Currently, genocidal incidents are going on in so many different places in the world it is hard to accurately enumerate them. And here I am, a bit like an Ottoman Empire soldier, saying "No, you can't close your eyes. You have to see this! Open your eyes!"

But history is not entirely cyclic. If we start paying attention, we really do often learn from our mistakes. One of the ways history is not repeating itself is in the information explosion. There have been many slaughters in the world throughout history. We know of a fraction of them.

But at the same time, many more of us do know of them, and we have available many more of the real details of what went on, with something approaching forensic precision. It is just so appalling that one can hardly contain it.

But we must face it. and we must continue to be vigilant for the signs that the horrors will again erupt, and may well do so in our own towns and villages.We all tend to look at the governments, as somehow quite central either in fomenting genocides, or in tacitly allowing them by inaction.

But each citizen bears some responsibility. That is where to start. It needs to be socially acceptable to deal with the subject. And each culture needs to realize that the roots of the problem are not far beneath their own social soil.

Regardless of history suggesting that we are powerless to stop these sorts of things, rather than be pessimistic, we need to search for the solutions, not only privately in our hearts and private prejudices, but with one another.

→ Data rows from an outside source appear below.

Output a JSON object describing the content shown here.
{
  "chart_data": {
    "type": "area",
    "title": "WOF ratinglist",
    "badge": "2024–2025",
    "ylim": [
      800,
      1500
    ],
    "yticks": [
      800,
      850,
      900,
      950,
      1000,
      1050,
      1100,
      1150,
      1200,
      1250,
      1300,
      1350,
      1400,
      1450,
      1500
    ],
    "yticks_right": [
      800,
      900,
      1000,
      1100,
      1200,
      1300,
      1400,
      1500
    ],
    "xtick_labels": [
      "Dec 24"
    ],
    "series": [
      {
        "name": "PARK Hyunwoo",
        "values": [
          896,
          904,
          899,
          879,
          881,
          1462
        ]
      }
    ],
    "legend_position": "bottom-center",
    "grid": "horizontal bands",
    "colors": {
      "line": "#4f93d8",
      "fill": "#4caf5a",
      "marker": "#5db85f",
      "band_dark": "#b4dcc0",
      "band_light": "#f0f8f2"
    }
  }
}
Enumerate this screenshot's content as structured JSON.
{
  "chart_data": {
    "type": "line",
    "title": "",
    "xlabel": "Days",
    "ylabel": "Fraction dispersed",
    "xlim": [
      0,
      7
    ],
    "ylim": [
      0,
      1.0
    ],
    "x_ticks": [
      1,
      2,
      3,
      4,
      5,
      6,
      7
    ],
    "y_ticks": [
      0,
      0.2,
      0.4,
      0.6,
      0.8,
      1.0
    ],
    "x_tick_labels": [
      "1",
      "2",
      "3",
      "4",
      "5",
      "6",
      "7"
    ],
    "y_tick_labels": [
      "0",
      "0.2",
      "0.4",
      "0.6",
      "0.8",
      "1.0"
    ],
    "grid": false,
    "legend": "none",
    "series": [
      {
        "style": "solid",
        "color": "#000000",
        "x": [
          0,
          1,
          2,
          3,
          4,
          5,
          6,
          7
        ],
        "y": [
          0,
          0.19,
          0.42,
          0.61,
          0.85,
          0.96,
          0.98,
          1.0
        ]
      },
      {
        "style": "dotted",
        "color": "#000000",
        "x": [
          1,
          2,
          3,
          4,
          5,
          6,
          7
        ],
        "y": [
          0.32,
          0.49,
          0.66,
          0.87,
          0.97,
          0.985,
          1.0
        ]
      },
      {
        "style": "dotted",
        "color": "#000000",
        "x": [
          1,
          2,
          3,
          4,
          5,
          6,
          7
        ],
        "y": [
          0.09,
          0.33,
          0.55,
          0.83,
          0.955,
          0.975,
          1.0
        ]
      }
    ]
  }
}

There is no one beyond the reach of a purge. No one. That is the razors edge of reality. First we must really pay attention, to the best of our ability. We must ask the right questions. We need to try to find ways of identifying the various social pressures which build up to the point where one group feels justified to exterminate another.

There is no one cut-and-dried answer. The number of social crises and their severity are increasing, not decreasing, and each has unique characteristics. Even so, we should be looking for the principles. For the things all genocidal hatreds have in common. If we do this we will find the clues which will help us succeed in prevention. If there are no evident pat answers, let us look harder. And let us look within ourselves as well. It is not just "those others" who are doing it. Everyone who ignores it is complicit.

2 comments:

mudcake said...

Cheesecake is a distasteful concoction and an inappropriate draw for serious discussions. Get rid of it if you want participants from many genders.

Anthropositor said...

Hi Mudcake

Yours is the second opinion along these lines.

The picture of the young lady is:
!. Attractive
2. Not scandalous by current Western standards.
3. Wasn't according to the standards of 1920, 1950 or 1970 either.

I can think of a large handful of notable scientists, artists, writers of the highest stature, who have had an eye for feminine beauty.

Tell you what though, dear. If you think up something, a fresh idea that would have the prospect of attracting these serious thinkers better than said lovely girl, then I will consider putting her in a burka, or replacing her with your idea. Convince me.